Congress Introduces The Modern Television Act of 2019 To Combat Network Blackouts
Congressman and House Majority Whip, Steve Scalise (R-La.) and Congresswoman Anna G. Eshoo (D-Calif.), today introduced the Modern Television Act of 2019. The bill aims to repeal outdated regulations of the 1992 Cable Act, including retransmission consent and compulsory copyright license, to increase competition in the TV marketplace and to better address perennial broadcast TV blackouts.
Over the past few months, customers from across the nation have been facing major network blackouts caused by network and carrier disputes.

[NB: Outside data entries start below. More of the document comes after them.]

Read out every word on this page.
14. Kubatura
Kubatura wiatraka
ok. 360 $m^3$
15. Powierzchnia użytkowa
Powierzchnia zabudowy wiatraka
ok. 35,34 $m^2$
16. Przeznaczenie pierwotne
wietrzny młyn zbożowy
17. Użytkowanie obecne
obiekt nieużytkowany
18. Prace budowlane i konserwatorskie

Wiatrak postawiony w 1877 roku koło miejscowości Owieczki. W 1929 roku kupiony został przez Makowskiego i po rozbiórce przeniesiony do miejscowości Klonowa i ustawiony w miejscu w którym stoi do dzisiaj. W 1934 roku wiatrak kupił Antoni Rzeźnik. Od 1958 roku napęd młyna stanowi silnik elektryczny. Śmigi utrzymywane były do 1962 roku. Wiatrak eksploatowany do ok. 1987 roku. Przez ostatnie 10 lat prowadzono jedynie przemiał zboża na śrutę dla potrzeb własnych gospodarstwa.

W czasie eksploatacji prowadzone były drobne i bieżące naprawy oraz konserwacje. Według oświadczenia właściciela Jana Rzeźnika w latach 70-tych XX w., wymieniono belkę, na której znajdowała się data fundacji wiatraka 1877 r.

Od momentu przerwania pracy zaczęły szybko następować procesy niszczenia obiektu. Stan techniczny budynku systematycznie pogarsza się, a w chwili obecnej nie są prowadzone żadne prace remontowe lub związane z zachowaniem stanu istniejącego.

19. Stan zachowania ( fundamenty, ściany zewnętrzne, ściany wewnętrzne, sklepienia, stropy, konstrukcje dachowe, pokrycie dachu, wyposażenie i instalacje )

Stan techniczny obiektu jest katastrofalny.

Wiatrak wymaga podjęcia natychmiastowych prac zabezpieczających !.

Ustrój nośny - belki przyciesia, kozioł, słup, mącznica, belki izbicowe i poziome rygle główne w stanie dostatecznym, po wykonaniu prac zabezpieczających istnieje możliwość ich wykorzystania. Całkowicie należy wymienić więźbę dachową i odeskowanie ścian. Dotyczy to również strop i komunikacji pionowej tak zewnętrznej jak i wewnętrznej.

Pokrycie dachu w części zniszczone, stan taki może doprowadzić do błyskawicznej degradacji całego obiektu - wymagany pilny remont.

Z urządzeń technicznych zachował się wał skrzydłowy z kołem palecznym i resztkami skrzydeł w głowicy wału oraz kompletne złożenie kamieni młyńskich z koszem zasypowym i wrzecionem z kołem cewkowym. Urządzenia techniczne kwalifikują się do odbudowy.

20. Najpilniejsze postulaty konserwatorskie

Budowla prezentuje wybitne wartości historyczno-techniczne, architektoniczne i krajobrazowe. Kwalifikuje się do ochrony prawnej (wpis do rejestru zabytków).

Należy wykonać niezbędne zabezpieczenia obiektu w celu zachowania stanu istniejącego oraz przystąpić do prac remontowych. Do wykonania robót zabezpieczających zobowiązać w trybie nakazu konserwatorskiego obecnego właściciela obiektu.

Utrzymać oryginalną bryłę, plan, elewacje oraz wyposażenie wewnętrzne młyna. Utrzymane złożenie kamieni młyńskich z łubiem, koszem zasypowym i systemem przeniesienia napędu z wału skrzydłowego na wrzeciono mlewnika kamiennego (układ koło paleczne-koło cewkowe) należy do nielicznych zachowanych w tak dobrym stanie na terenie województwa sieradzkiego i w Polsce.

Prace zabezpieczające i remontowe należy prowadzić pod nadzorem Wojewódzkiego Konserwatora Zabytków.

Most recently, DirecTV dropped Nexstar affiliates, CBS O&O locals, and CBS in its entirety on DIRECTV NOW. Dish has dropped Meredith affiliates and had a 9 month battle with Univision which saw the channel go dark across Dish — and to ultimately never return to their streaming service Sling TV.
In April, PlayStation Vue dropped NESN from their streaming service, after having a lengthy dispute with Sinclair last year.
The bill was first introduced in 2013, then again in 2018 as the Next Generation Television Marketplace Act. It would protect consumers from experiencing broadcast blackouts when MVPDs and broadcasters fail to extend an agreement by requiring MVPDs carry a broadcast signal while the parties continue negotiations for up to 60 days. Parties are retroactively paid for their content aired during this time.
The Modern Television Act of 2019 also repeals retransmission consent, compulsory copyright licenses, and several other outdated statutory provisions and regulations, allowing free-market contract negotiations to happen under traditional copyright law. In the past, the bill hasn’t passed due to major opposition from broadcasters. However, given the multitude of blackouts that have occurred across major markets recently, it’ll be interesting to see if the bill passes this time around.